Reference request: $\kappa^+$-saturated ideal from iterated Cohen forcing on measurable $\kappa$

Question

In Kunen [1] the author makes the following note: Let $\kappa$ be measurable with normal measure $\mathscr{U}$ in a model of $\mathsf{GCH}$. Let $\mathbb{P}$ be an iteration of $\operatorname{Add}(\alpha,\alpha^+)$ for all inaccessible $\alpha<\kappa$. Then in a forcing extension by $\mathbb{P}$ there will be a $\kappa^+$-saturated ideal $\mathcal{I}$ on $\kappa$ such that $\mathscr{P}(\kappa)/\mathcal{I}\cong\mathscr{B}(\operatorname{Add}(\kappa,\kappa^+))$.

Question: Where can I find more details on this?

Previously in the paper the author made use of the following result: If $j\colon V\to M$ is an ultrapower embedding from the ultrafilter $\mathscr{U}$ on $\kappa$ and $\pi\colon j(\mathbb{P})\cong\mathbb{P}\ast\dot{\mathbb{Q}}$ is an isomorphism such that $\pi(j(p))=(p,1)$ then, after forcing with $\mathbb{P}$, $\mathscr{P}(\kappa)/\mathcal{I}\cong\mathbb{Q}$, where $\mathcal{I}$ is the ideal generated by $\mathscr{U}$ in the extension.

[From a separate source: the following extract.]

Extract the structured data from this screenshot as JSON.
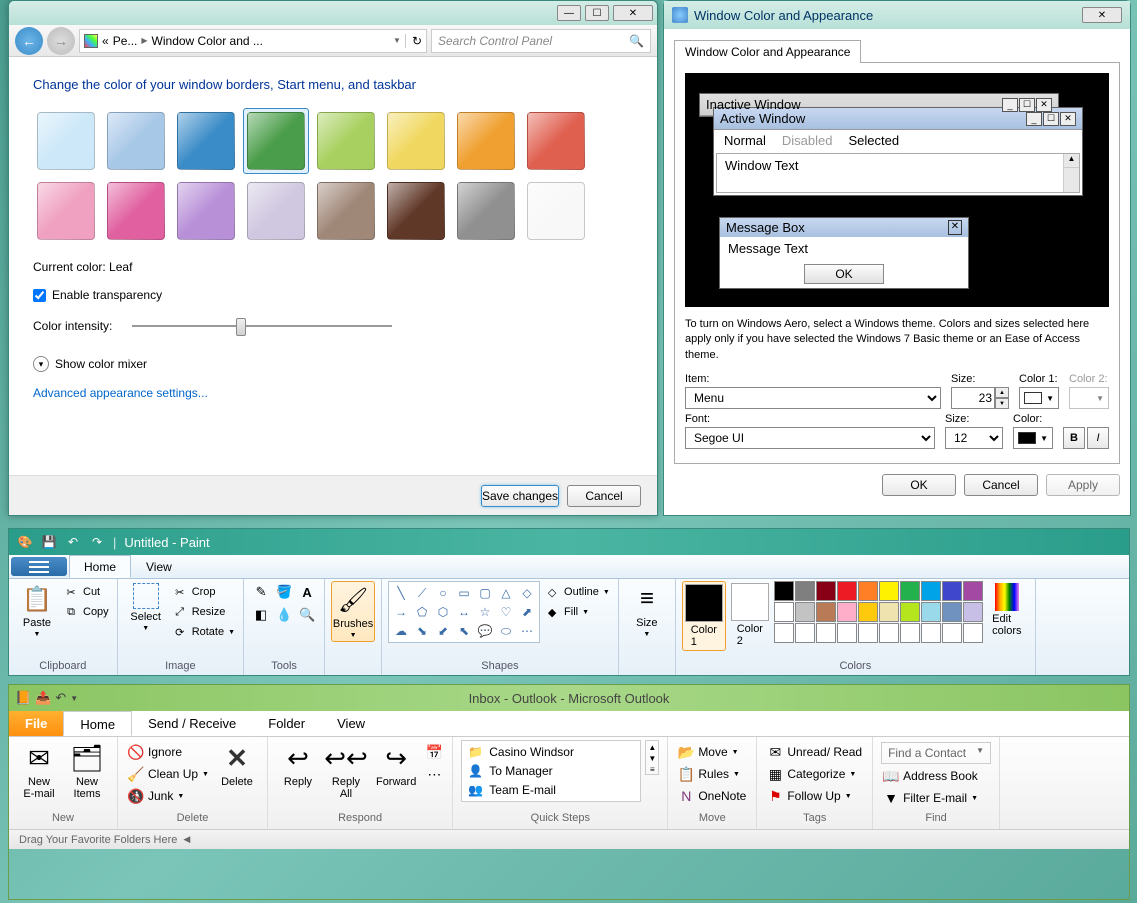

However, in the case that the author has demonstrated, this only gets me as far as $\mathscr{P}(\kappa)/\mathcal{I}\cong\operatorname{Add}(\kappa,\kappa^+)\ast\operatorname{Add}(\kappa^+,\kappa^+)$, and I cannot seem to find a new $X$ and $\mathcal{J}$ such that $\mathscr{P}(X)/\mathcal{J}\cong\operatorname{Add}(\kappa,\kappa^+)$ in the extension. (The only natural candidates that I can see are $X=\kappa$ and $\mathcal{J}\supseteq\mathcal{I}$ for some well-chosen $\mathcal{J}$, but those that I have tried either fail to be ideals or fail the isomorphism).

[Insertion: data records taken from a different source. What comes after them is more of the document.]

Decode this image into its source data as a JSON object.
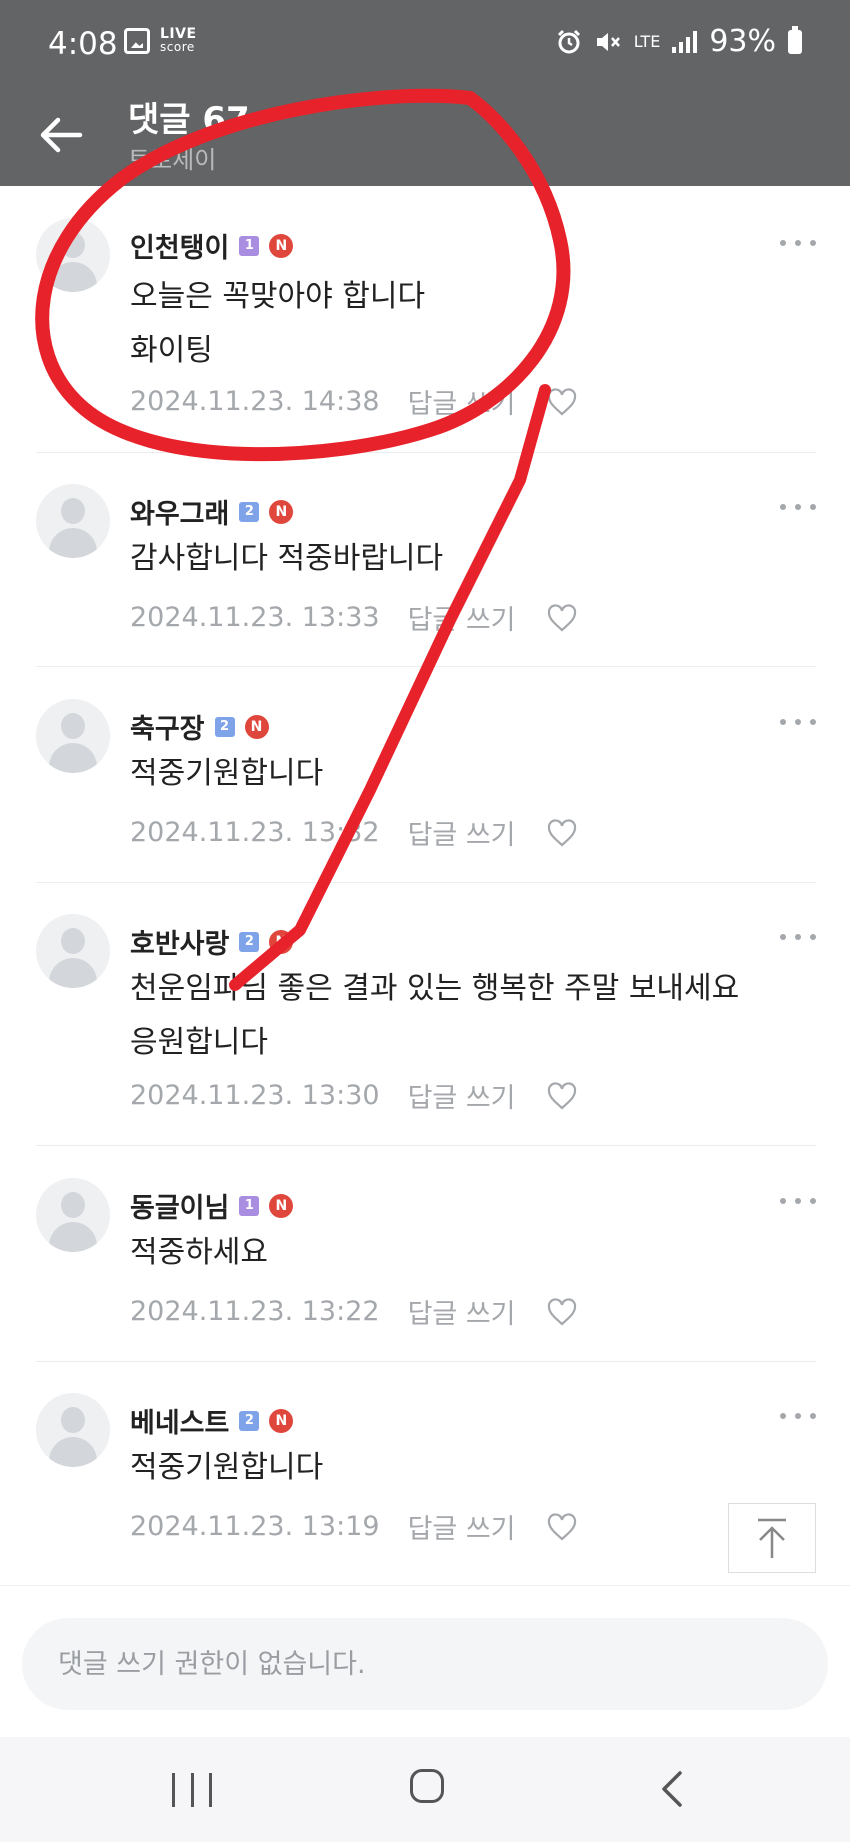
{
  "status_bar": {
    "time": "4:08",
    "live_logo_top": "LIVE",
    "live_logo_bottom": "score",
    "lte_label": "LTE",
    "battery": "93%"
  },
  "header": {
    "title": "댓글 67",
    "subtitle": "토로세이"
  },
  "comments": [
    {
      "nickname": "인천탱이",
      "level": "1",
      "badge": "N",
      "lines": [
        "오늘은 꼭맞아야 합니다",
        "화이팅"
      ],
      "date": "2024.11.23. 14:38",
      "reply_label": "답글 쓰기"
    },
    {
      "nickname": "와우그래",
      "level": "2",
      "badge": "N",
      "lines": [
        "감사합니다 적중바랍니다"
      ],
      "date": "2024.11.23. 13:33",
      "reply_label": "답글 쓰기"
    },
    {
      "nickname": "축구장",
      "level": "2",
      "badge": "N",
      "lines": [
        "적중기원합니다"
      ],
      "date": "2024.11.23. 13:32",
      "reply_label": "답글 쓰기"
    },
    {
      "nickname": "호반사랑",
      "level": "2",
      "badge": "N",
      "lines": [
        "천운임파님 좋은 결과 있는 행복한 주말 보내세요",
        "응원합니다"
      ],
      "date": "2024.11.23. 13:30",
      "reply_label": "답글 쓰기"
    },
    {
      "nickname": "동글이님",
      "level": "1",
      "badge": "N",
      "lines": [
        "적중하세요"
      ],
      "date": "2024.11.23. 13:22",
      "reply_label": "답글 쓰기"
    },
    {
      "nickname": "베네스트",
      "level": "2",
      "badge": "N",
      "lines": [
        "적중기원합니다"
      ],
      "date": "2024.11.23. 13:19",
      "reply_label": "답글 쓰기"
    }
  ],
  "input": {
    "placeholder": "댓글 쓰기 권한이 없습니다."
  },
  "colors": {
    "header_bg": "#636466",
    "annotation_red": "#e8222a",
    "new_badge": "#e0473c",
    "level1": "#a88de0",
    "level2": "#7ea3e8"
  },
  "icons": [
    "back-arrow-icon",
    "alarm-icon",
    "mute-icon",
    "signal-icon",
    "battery-icon",
    "more-icon",
    "heart-icon",
    "scroll-top-icon"
  ]
}
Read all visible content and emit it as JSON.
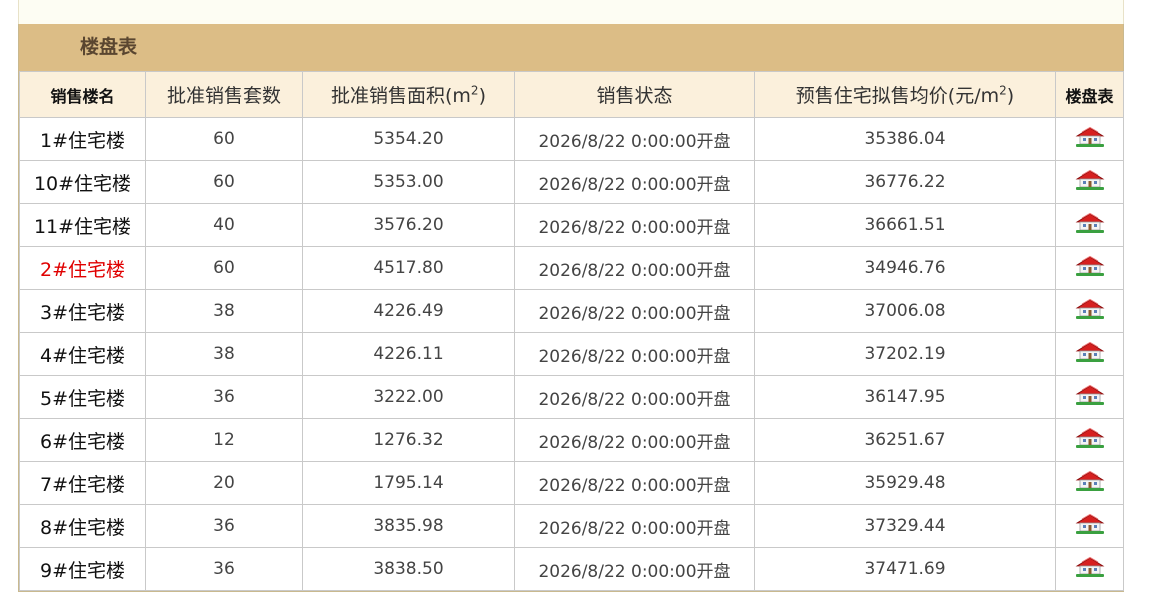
{
  "panel": {
    "title": "楼盘表"
  },
  "table": {
    "headers": {
      "name": "销售楼名",
      "units": "批准销售套数",
      "area_prefix": "批准销售面积(m",
      "area_sup": "2",
      "area_suffix": ")",
      "status": "销售状态",
      "price_prefix": "预售住宅拟售均价(元/m",
      "price_sup": "2",
      "price_suffix": ")",
      "plan": "楼盘表"
    },
    "rows": [
      {
        "name": "1#住宅楼",
        "units": "60",
        "area": "5354.20",
        "status": "2026/8/22 0:00:00开盘",
        "price": "35386.04",
        "highlight": false
      },
      {
        "name": "10#住宅楼",
        "units": "60",
        "area": "5353.00",
        "status": "2026/8/22 0:00:00开盘",
        "price": "36776.22",
        "highlight": false
      },
      {
        "name": "11#住宅楼",
        "units": "40",
        "area": "3576.20",
        "status": "2026/8/22 0:00:00开盘",
        "price": "36661.51",
        "highlight": false
      },
      {
        "name": "2#住宅楼",
        "units": "60",
        "area": "4517.80",
        "status": "2026/8/22 0:00:00开盘",
        "price": "34946.76",
        "highlight": true
      },
      {
        "name": "3#住宅楼",
        "units": "38",
        "area": "4226.49",
        "status": "2026/8/22 0:00:00开盘",
        "price": "37006.08",
        "highlight": false
      },
      {
        "name": "4#住宅楼",
        "units": "38",
        "area": "4226.11",
        "status": "2026/8/22 0:00:00开盘",
        "price": "37202.19",
        "highlight": false
      },
      {
        "name": "5#住宅楼",
        "units": "36",
        "area": "3222.00",
        "status": "2026/8/22 0:00:00开盘",
        "price": "36147.95",
        "highlight": false
      },
      {
        "name": "6#住宅楼",
        "units": "12",
        "area": "1276.32",
        "status": "2026/8/22 0:00:00开盘",
        "price": "36251.67",
        "highlight": false
      },
      {
        "name": "7#住宅楼",
        "units": "20",
        "area": "1795.14",
        "status": "2026/8/22 0:00:00开盘",
        "price": "35929.48",
        "highlight": false
      },
      {
        "name": "8#住宅楼",
        "units": "36",
        "area": "3835.98",
        "status": "2026/8/22 0:00:00开盘",
        "price": "37329.44",
        "highlight": false
      },
      {
        "name": "9#住宅楼",
        "units": "36",
        "area": "3838.50",
        "status": "2026/8/22 0:00:00开盘",
        "price": "37471.69",
        "highlight": false
      }
    ],
    "row_icon": "house-icon"
  },
  "colors": {
    "title_bar": "#dcbd86",
    "header_bg": "#fbf0dc",
    "highlight_text": "#e00000",
    "border": "#c9c9c9"
  }
}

[1] Kenneth Kunen, Maximal $\sigma$-independent families., Fund. Math. 117 (1983), no. 1, 75-80.

Answer 1

The key here is that you don't have to force beyond $\mathrm{Add}(\kappa,\kappa^+)$ in order to lift the embedding.

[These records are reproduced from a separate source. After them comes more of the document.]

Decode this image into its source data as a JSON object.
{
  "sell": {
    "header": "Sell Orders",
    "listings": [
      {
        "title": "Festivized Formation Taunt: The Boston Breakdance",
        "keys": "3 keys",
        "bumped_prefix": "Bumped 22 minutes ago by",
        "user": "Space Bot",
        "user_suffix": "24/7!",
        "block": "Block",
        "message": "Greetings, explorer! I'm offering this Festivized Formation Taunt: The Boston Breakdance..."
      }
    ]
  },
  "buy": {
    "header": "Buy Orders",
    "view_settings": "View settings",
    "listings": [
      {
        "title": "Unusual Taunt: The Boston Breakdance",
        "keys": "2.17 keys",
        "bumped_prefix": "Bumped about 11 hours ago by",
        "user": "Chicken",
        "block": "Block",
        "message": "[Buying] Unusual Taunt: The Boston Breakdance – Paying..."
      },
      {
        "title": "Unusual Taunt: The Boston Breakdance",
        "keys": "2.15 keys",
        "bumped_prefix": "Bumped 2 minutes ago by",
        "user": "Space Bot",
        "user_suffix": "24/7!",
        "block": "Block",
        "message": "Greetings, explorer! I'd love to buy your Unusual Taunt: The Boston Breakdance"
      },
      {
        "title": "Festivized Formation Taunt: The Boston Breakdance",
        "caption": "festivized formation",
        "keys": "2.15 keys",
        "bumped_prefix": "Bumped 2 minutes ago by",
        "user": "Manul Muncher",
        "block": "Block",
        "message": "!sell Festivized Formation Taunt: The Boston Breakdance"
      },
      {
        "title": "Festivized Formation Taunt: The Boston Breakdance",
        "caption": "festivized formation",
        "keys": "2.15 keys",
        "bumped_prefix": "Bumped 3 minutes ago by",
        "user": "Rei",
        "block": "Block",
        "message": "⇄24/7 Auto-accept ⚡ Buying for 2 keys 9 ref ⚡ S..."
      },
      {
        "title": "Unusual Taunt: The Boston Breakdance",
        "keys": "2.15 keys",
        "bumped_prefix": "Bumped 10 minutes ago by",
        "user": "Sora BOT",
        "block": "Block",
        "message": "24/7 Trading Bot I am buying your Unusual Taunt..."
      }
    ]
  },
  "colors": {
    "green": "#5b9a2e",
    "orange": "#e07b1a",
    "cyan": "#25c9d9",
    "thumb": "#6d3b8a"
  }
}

Suppose $G \subseteq \mathbb P$ is generic and $H \subseteq \mathrm{Add}(\kappa,\kappa^+)$ is generic over $V[G]$. Since we have GCH, $j(\kappa) < \kappa^{++}$. We also have $M^\kappa \subseteq M$, and this is preserved by the forcing so that $M[G*H]^\kappa \subseteq M[G*H]$ in $V[G*H]$.

Now the tail of the iteration, $j(\mathbb P)/(G*H)$ is $\kappa^+$-closed and of size $j(\kappa)$ and with the $j(\kappa)$-c.c., but from the perspective of $V[G*H]$, it has only $\kappa^+$-many maximal antichains. Thus we may inductively build a filter $F$ for this that is generic over $M[G*H]$, and lift the embedding to $j : V[G] \to M[G']$ (where $G' = G*H*F$).

So by forcing with $\mathbb P * \dot{\mathrm{Add}}(\kappa,\kappa^+)$, we get an elementary embedding lifting the ultrapower embedding. Applying Foreman's Duality Theorem (proof given as 2.12 here), with $I$ being the dual of $\mathscr U$ in that notation, there is in $V[G]$ a normal ideal $J$ on $\kappa$ such that $P(\kappa)/J$ is isomorphic to what I called $(j(\mathbb P)/\dot K)/G$ there. What is $\dot K$? In this case, it is the dual ideal (in the Boolean completion) to the filter of elements forced to be in $G*H*F$, and $j(\mathbb P)/\dot K \sim \mathbb P * \dot{\mathrm{Add}}(\kappa,\kappa^+)$, and $(j(\mathbb P)/\dot K)/G \sim\dot{\mathrm{Add}}(\kappa,\kappa^+)$.